Six months after I had the pump implanted, the catheter came loose and I was without the use of the pump while they waited to fit me into the neurosurgeons schedule, I spent the entire week in the hospital, and in pain. The catheter had snaked back to the pump and was coiled (like a snake) beside it, the pump never quit working. So there was liquid baclofen in my body, a whole puddle of it, but not in the right place. I felt super weird too and my legs seized up, so they had me in the hospital on oral baclofen and some other iv med, I think it might have been a diazepam. When the catheter was reimplanted and was working again, blessed relief. So I'm a little freaked out about the possibility of doing without.

And with this battery recall, it's not that the battery's low, it just quits, and the machine quits. But I looked at the odds of it happening. They're pretty minuscule.

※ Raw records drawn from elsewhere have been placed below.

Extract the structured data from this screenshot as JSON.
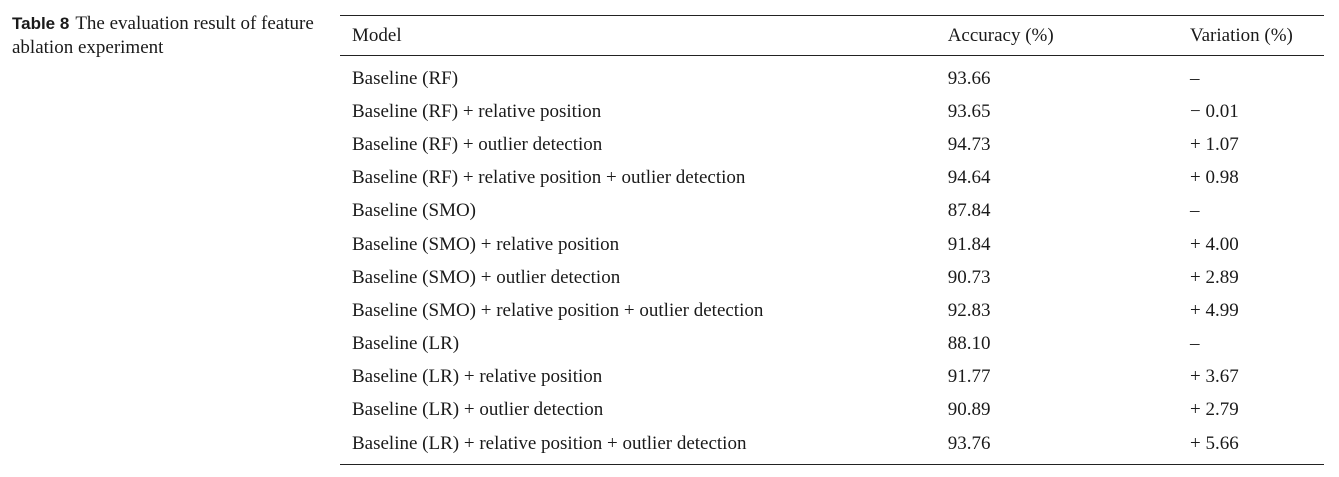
{
  "caption": {
    "label": "Table 8",
    "text": "The evaluation result of feature ablation experiment"
  },
  "table": {
    "headers": [
      "Model",
      "Accuracy (%)",
      "Variation (%)"
    ],
    "rows": [
      {
        "model": "Baseline (RF)",
        "accuracy": "93.66",
        "variation": "–"
      },
      {
        "model": "Baseline (RF) + relative position",
        "accuracy": "93.65",
        "variation": "− 0.01"
      },
      {
        "model": "Baseline (RF) + outlier detection",
        "accuracy": "94.73",
        "variation": "+ 1.07"
      },
      {
        "model": "Baseline (RF) + relative position + outlier detection",
        "accuracy": "94.64",
        "variation": "+ 0.98"
      },
      {
        "model": "Baseline (SMO)",
        "accuracy": "87.84",
        "variation": "–"
      },
      {
        "model": "Baseline (SMO) + relative position",
        "accuracy": "91.84",
        "variation": "+ 4.00"
      },
      {
        "model": "Baseline (SMO) + outlier detection",
        "accuracy": "90.73",
        "variation": "+ 2.89"
      },
      {
        "model": "Baseline (SMO) + relative position + outlier detection",
        "accuracy": "92.83",
        "variation": "+ 4.99"
      },
      {
        "model": "Baseline (LR)",
        "accuracy": "88.10",
        "variation": "–"
      },
      {
        "model": "Baseline (LR) + relative position",
        "accuracy": "91.77",
        "variation": "+ 3.67"
      },
      {
        "model": "Baseline (LR) + outlier detection",
        "accuracy": "90.89",
        "variation": "+ 2.79"
      },
      {
        "model": "Baseline (LR) + relative position + outlier detection",
        "accuracy": "93.76",
        "variation": "+ 5.66"
      }
    ]
  }
}
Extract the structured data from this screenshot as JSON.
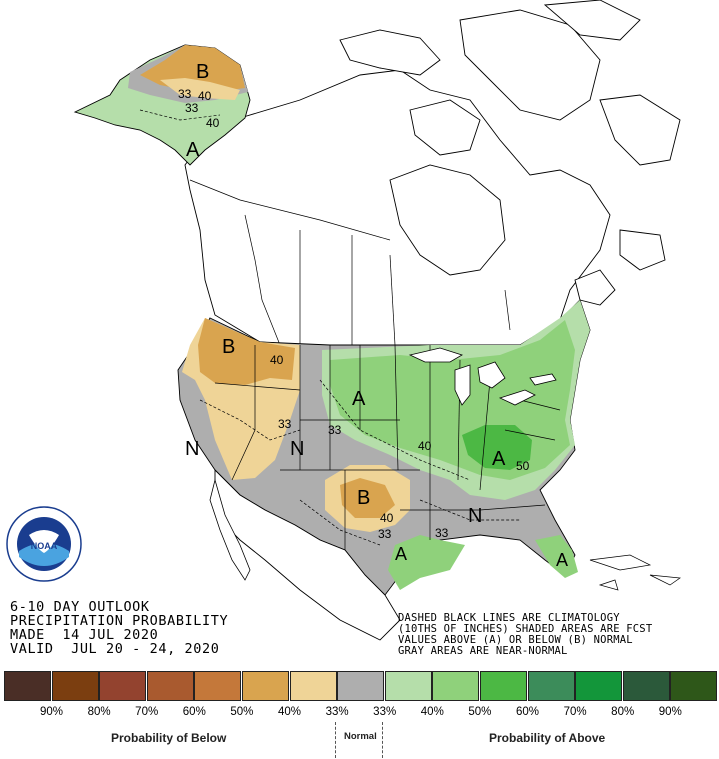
{
  "title_lines": [
    "6-10 DAY OUTLOOK",
    "PRECIPITATION PROBABILITY",
    "MADE  14 JUL 2020",
    "VALID  JUL 20 - 24, 2020"
  ],
  "note_lines": [
    "DASHED BLACK LINES ARE CLIMATOLOGY",
    "(10THS OF INCHES) SHADED AREAS ARE FCST",
    "VALUES ABOVE (A) OR BELOW (B) NORMAL",
    "GRAY AREAS ARE NEAR-NORMAL"
  ],
  "logo": {
    "text": "NOAA",
    "ring_text": "NATIONAL OCEANIC AND ATMOSPHERIC ADMINISTRATION · U.S. DEPARTMENT OF COMMERCE"
  },
  "legend": {
    "swatches": [
      {
        "color": "#4a2e26",
        "label": "90%"
      },
      {
        "color": "#7b3e10",
        "label": "80%"
      },
      {
        "color": "#93432f",
        "label": "70%"
      },
      {
        "color": "#a95a2f",
        "label": "60%"
      },
      {
        "color": "#c4783a",
        "label": "50%"
      },
      {
        "color": "#d9a44f",
        "label": "40%"
      },
      {
        "color": "#efd497",
        "label": "33%"
      },
      {
        "color": "#aeaeae",
        "label": "33%"
      },
      {
        "color": "#b5deaa",
        "label": "40%"
      },
      {
        "color": "#8fd17b",
        "label": "50%"
      },
      {
        "color": "#4cb844",
        "label": "60%"
      },
      {
        "color": "#3c8c5a",
        "label": "70%"
      },
      {
        "color": "#13963a",
        "label": "80%"
      },
      {
        "color": "#2b593a",
        "label": "90%"
      },
      {
        "color": "#2e5719",
        "label": ""
      }
    ],
    "below_caption": "Probability of Below",
    "normal_caption": "Normal",
    "above_caption": "Probability of Above"
  },
  "map_labels": {
    "alaska_b": "B",
    "alaska_40": "40",
    "alaska_33": "33",
    "alaska_40b": "40",
    "alaska_a": "A",
    "nw_b": "B",
    "nw_40": "40",
    "w_33": "33",
    "w_n": "N",
    "c_n": "N",
    "c_33": "33",
    "mw_a": "A",
    "mw_40": "40",
    "east_a": "A",
    "east_50": "50",
    "s_b": "B",
    "s_40": "40",
    "s_33": "33",
    "se_33": "33",
    "se_n": "N",
    "gulf_a": "A",
    "fl_a": "A"
  }
}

If battery life is measured by the amount of med pumped, I'm at a pretty high dosage. I use 250 mcg a day and am planning on upping that a little more. I've been over 200 for the past couple years.

I see my physiatrist on Tuesday, to "up the pump", but I'll see what her take is on the battery and replacement scenario.

I know people that have had their pump for over 10 years and have no intentions of replacing it until it starts beeping.

My doctor uses the print outs for all maintenance items.